Von einem Vorsprung zur Rechten aus entdeckt man noch einmal unten die Klostergebäude; hier war es, wo die dreizehn Einsiedler das salve regina zum Heiligtum hinuntersangen. Und hier, auf diesen spärlichen Mauerresten, standen Eremitage und Kapellen von Santa Anna. Weiter oben sind die Trümmer von San Benito; und ganz oben und hinten, ein wahrhaftiges Schwalbennest an scheinbar unzugänglichem Felsen, hängt das Trümmergemäuer der Einsiedelei San Salvador.
Deutlich vernahmen sie den Schall der Klosterglocken; denn dieses Hochtal mit seinen Felsen ist ein Schallfänger. Amseln schmetterten in der Ferne; kleinere Singvögel belebten mit leiseren Stimmen die liebliche Nähe.
Einsiedlerstimmung! Karfreitagszauber!
Eine Hummel hing am Thymian und summte dann mit tiefem Ton von Blume zu Blume, so daß es klang wie unterirdischer Glockenhall, der dem Glockenton des Klosters Antwort gab. Alle Geräusche, auch die Stimmen, erhalten zwischen jenen Felsen volleren Hall und stärkere Bedeutung. Die Einsiedler durften sich kein Haustier halten; sie aßen kein Fleisch; aber ihre Gefährten waren die wilden Vögel, die sich unscheu in der Hütte niederließen und mit dem frommen Manne Freundschaft schlossen. Gebet, Geläut und Vogelschlag klangen zusammen bei dieser laudatio perennis, diesem ewigen Lobgesang, der über den Berg ging.
Auf den Trümmern von San Benitos Einsiedelei sitzend, wo eine Steineiche aus den Überbleibseln der Mauer dringt, vernahmen die Wanderer vom tiefen und unsichtbaren Kloster her Kirchengesänge. Zugleich wurde das östliche Land ein wenig nebelfrei und gestattete einen Fernblick auf die spanische Ebene. Drüben aber, am scheinbar pfadlosen Felsensaum, schritt ein Mann mit einem belasteten Maultier langsam zu Tal. Im übrigen war das ganze Gelände von einer erhabenen Einsamkeit.

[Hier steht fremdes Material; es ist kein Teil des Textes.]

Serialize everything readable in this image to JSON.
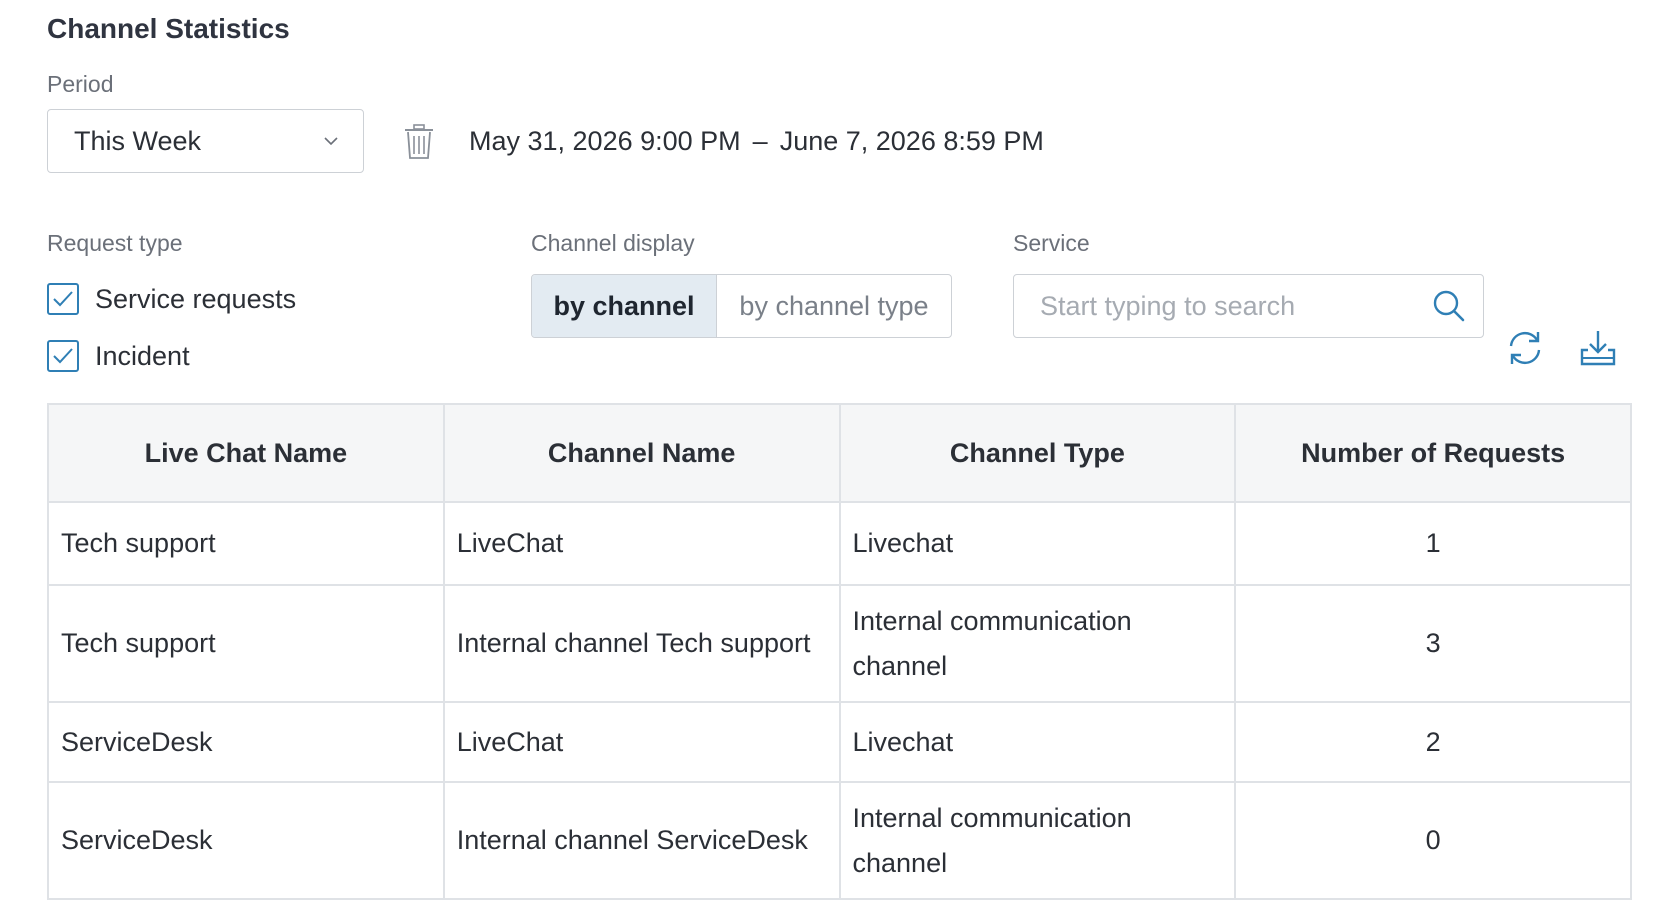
{
  "title": "Channel Statistics",
  "period": {
    "label": "Period",
    "selected": "This Week",
    "range_start": "May 31, 2026 9:00 PM",
    "range_separator": "–",
    "range_end": "June 7, 2026 8:59 PM"
  },
  "request_type": {
    "label": "Request type",
    "options": [
      {
        "label": "Service requests",
        "checked": true
      },
      {
        "label": "Incident",
        "checked": true
      }
    ]
  },
  "channel_display": {
    "label": "Channel display",
    "options": [
      "by channel",
      "by channel type"
    ],
    "selected": "by channel"
  },
  "service": {
    "label": "Service",
    "placeholder": "Start typing to search",
    "value": ""
  },
  "icons": {
    "chevron": "chevron-down-icon",
    "trash": "trash-icon",
    "search": "search-icon",
    "refresh": "refresh-icon",
    "download": "download-icon"
  },
  "colors": {
    "accent": "#2f7fb5",
    "active_segment_bg": "#e3ebf2",
    "header_bg": "#f5f6f7",
    "border": "#dfe2e6"
  },
  "table": {
    "columns": [
      "Live Chat Name",
      "Channel Name",
      "Channel Type",
      "Number of Requests"
    ],
    "rows": [
      {
        "live_chat": "Tech support",
        "channel": "LiveChat",
        "type": "Livechat",
        "count": "1"
      },
      {
        "live_chat": "Tech support",
        "channel": "Internal channel Tech support",
        "type": "Internal communication channel",
        "count": "3"
      },
      {
        "live_chat": "ServiceDesk",
        "channel": "LiveChat",
        "type": "Livechat",
        "count": "2"
      },
      {
        "live_chat": "ServiceDesk",
        "channel": "Internal channel ServiceDesk",
        "type": "Internal communication channel",
        "count": "0"
      }
    ]
  }
}
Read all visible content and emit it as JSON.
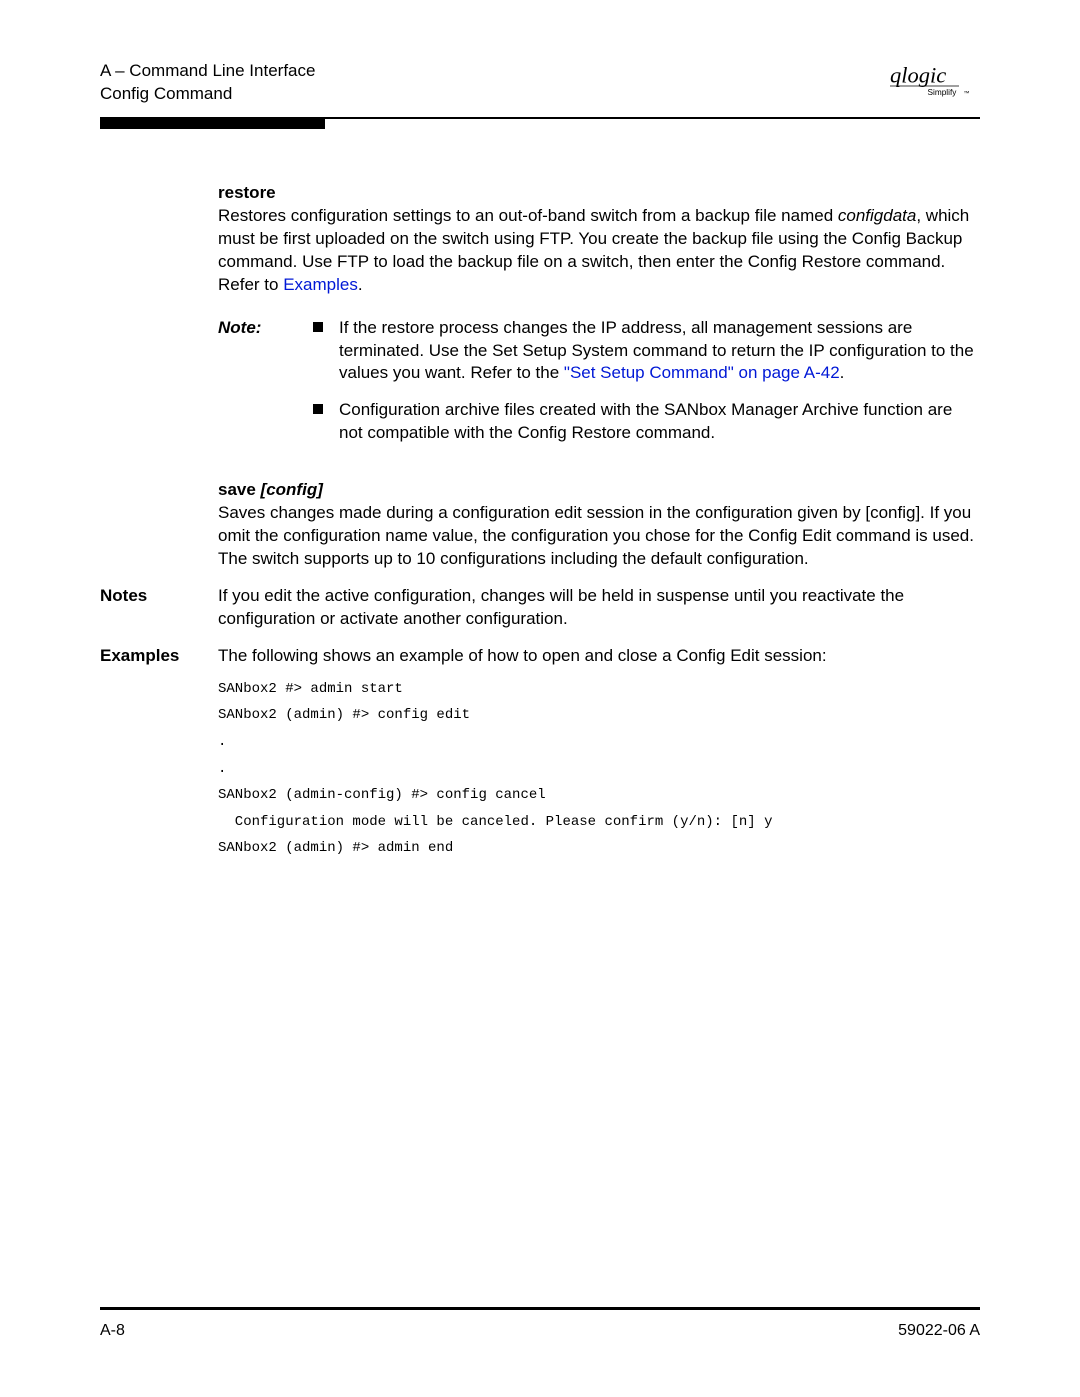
{
  "header": {
    "line1": "A – Command Line Interface",
    "line2": "Config Command",
    "logo_main": "qlogic",
    "logo_sub": "Simplify"
  },
  "restore": {
    "term": "restore",
    "text_a": "Restores configuration settings to an out-of-band switch from a backup file named ",
    "filename": "configdata",
    "text_b": ", which must be first uploaded on the switch using FTP. You create the backup file using the Config Backup command. Use FTP to load the backup file on a switch, then enter the Config Restore command. Refer to ",
    "link": "Examples",
    "text_c": "."
  },
  "note": {
    "label": "Note:",
    "item1_a": "If the restore process changes the IP address, all management sessions are terminated. Use the Set Setup System command to return the IP configuration to the values you want. Refer to the ",
    "item1_link": "\"Set Setup Command\" on page A-42",
    "item1_b": ".",
    "item2": "Configuration archive files created with the SANbox Manager Archive function are not compatible with the Config Restore command."
  },
  "save": {
    "term_a": "save ",
    "term_b": "[config]",
    "text": "Saves changes made during a configuration edit session in the configuration given by [config]. If you omit the configuration name value, the configuration you chose for the Config Edit command is used. The switch supports up to 10 configurations including the default configuration."
  },
  "notes_section": {
    "label": "Notes",
    "text": "If you edit the active configuration, changes will be held in suspense until you reactivate the configuration or activate another configuration."
  },
  "examples_section": {
    "label": "Examples",
    "text": "The following shows an example of how to open and close a Config Edit session:",
    "code": "SANbox2 #> admin start\nSANbox2 (admin) #> config edit\n.\n.\nSANbox2 (admin-config) #> config cancel\n  Configuration mode will be canceled. Please confirm (y/n): [n] y\nSANbox2 (admin) #> admin end"
  },
  "footer": {
    "left": "A-8",
    "right": "59022-06 A"
  }
}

„Wir wollen höher hinan,” schlug Ingo vor, „wir wollen uns einen Weg nach San Salvador bahnen.”
Der Fußpfad nach dieser hohen Ruine ist kaum zu sehen und durch Gestrüpp versperrt. Doch oben ist ein gefälliges Höhlengemach in den Felsen eingehauen, ein prachtvoller Sitz, der die Mühe des Aufstiegs lohnt. Die wohnliche Grotte ist durch eine Röhre mit einer höher gelegenen Zisterne verbunden, so daß der Siedler wie aus einem Brunnenrohr Wasser auslassen konnte. Diese Eremiten ließen es sich angelegen sein, zunächst eine Zisterne anzulegen auf diesem nicht wasserreichen Bergland, indem sie durch eingegrabene Rillen Wasser sammelten. Sie ummauerten den Behälter und schützten das wertvolle Naß gegen die Sonnenglut. Auch Spuren eines Gärtchens sind bei San Salvador. Die Wanderer entdeckten blaue Lilien und Goldlack und beschlossen, diese Gaben der hohen Wildnis später den Damen hinunterzubringen. Und welch ein uralt Gemäuer! Schon im Jahre 1272 starb hier oben ein Anachoret, der fünfundvierzig Jahre diese hohe Siedelei bewohnt hatte. Der Blick von hier nach Süden und Osten, über die wechselnd beleuchtete Ebene, fängt gewaltige Schönheit ein. Gegen den Nordwind schützen Felswände. Und durch das Gestrüpp tastete sich Ingo zu einem Pfad, der nach einem neuen Hochtal Ausblick gewährte: nach San Antonio und jenem natürlichen Felsenturm, der Caball Bernat heißt. Ein Falkenpaar umkreiste die Fremdlinge; ein Kuckuck rief aus dem neuen Frühlingstal herüber; Felsen-Rundtürme erhoben sich in unmittelbarer Nähe, Giganten der Urzeit, verzauberte Gralsritter, die in dieser feierlichen Einsamkeit ein Geheimnis hüten.
„Ist dies der ältesten Götter
Unheimlich erhabenes Haus?”
Stein sprach es vor sich hin, am Eingang der Höhle auf seinem Mantel liegend, während Bruck Vorräte auspackte.
Der Troubadour hatte die Laute zu Hause gelassen. Sie paßte mit ihrem idyllischen Geklimper nicht mehr in solche großzügige Umgebung. Doch schrieb er sich einen poetischen Gedanken auf, unter dessen Eindruck er stand.